Figure 7.. Correlation between Transcriptional Activity and Local Enrichment of trans-Chromosomal Active Chromatin

(A) Single-cell images of chromatin loci and transcriptional activities. Left: locations of all imaged A (red) and B (blue) loci in a single z plane from a nucleus. Center: trans A/B density ratios for the same loci, color-coded based on the color scale bar. Right: same as the center panel but with detected transcriptional bursts displayed as green circles. (B) Change (measured in log difference) in the trans A/B density ratios for each imaged locus between actively firing and non-firing states. For each genomic locus containing at least one imaged gene, the median trans A/B density ratio was calculated for cells in which the genomic locus was actively transcribing and for cells in which it was not transcribing (silent). The log difference of these median values for each imaged locus was rank ordered according to the magnitude of change of these values. (C) Change (measured in log difference) in the firing rates of the imaged gene-harboring loci between cells in which the trans A/B density ratio at the locus is low (bottom quartile) and cells in which this value is high (top quartile). The log-difference in firing rate for the imaged loci was rank-ordered according to the magnitude of the firing rate change. (D) Change (measured in log difference) in trans A/B density ratios between transcribed and silent states for the imaged gene-containing loci, conditioned on their nuclear body association status. For each genomic locus, we computed the fold change in the trans A/B density ratio between transcribed and silent states of the locus, considering, from left to right, respectively, all cells (black circles), only cells in which the locus was associated with a nuclear speckle (yellow circles), only cells in which the locus was associated with the lamina (blue circles), and only cells in which the locus was not associated with a nuclear speckle or the lamina (hollow circles).

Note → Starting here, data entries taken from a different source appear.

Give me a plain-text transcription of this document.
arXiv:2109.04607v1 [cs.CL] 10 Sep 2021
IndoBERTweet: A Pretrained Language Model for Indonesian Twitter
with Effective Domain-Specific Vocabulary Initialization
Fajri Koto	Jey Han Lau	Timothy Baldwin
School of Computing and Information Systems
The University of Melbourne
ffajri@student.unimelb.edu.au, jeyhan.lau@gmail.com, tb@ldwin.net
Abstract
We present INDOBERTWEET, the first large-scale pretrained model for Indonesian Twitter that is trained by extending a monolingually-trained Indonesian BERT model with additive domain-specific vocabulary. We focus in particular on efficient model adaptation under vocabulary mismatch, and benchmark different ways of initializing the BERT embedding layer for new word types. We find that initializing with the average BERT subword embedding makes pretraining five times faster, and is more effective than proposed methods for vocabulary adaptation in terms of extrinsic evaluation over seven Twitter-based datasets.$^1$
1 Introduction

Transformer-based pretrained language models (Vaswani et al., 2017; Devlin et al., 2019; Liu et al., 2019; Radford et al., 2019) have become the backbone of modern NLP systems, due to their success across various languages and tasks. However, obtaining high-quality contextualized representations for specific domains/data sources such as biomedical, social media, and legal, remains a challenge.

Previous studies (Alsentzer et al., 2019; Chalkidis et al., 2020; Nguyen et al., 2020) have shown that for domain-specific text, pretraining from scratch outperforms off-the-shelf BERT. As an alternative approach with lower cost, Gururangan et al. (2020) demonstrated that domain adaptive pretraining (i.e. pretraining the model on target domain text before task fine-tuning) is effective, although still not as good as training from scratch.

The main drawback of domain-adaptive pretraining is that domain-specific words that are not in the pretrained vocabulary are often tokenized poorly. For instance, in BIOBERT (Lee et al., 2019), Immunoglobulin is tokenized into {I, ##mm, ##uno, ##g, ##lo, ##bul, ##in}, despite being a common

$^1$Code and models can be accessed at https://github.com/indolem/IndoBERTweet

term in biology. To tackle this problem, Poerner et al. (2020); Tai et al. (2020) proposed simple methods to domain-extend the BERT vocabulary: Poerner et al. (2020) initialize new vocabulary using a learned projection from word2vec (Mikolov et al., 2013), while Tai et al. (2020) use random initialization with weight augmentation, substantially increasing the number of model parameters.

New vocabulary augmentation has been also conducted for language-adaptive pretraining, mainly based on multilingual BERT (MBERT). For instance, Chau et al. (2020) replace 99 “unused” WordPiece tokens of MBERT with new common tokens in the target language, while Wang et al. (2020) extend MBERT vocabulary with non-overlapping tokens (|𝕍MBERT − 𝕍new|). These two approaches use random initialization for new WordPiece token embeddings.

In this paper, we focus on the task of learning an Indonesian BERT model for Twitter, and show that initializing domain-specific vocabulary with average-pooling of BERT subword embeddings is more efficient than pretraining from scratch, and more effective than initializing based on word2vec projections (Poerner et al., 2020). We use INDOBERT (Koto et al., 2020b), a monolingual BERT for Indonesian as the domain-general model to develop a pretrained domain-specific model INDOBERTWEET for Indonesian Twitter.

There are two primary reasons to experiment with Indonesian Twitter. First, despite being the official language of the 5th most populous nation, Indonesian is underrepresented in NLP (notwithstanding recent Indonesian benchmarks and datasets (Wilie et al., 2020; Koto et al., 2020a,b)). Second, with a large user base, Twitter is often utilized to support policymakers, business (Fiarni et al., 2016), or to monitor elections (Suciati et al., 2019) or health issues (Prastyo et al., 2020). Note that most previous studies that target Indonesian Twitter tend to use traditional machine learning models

The median trans A/B density ratio in each state (transcribed or silent) was determined for each locus, and each association condition and the log2 of the fold change between the two states are shown. The dotted red line represents no change, and the solid red lines represent the median log difference across all loci in each case. Some outliers were omitted to allow clearer visualization of the median log difference (14, 54, and 3 outlier loci for speckle-associated data, lamina-associated data, and not lamina-associated and not-speckle-associated data, respectively).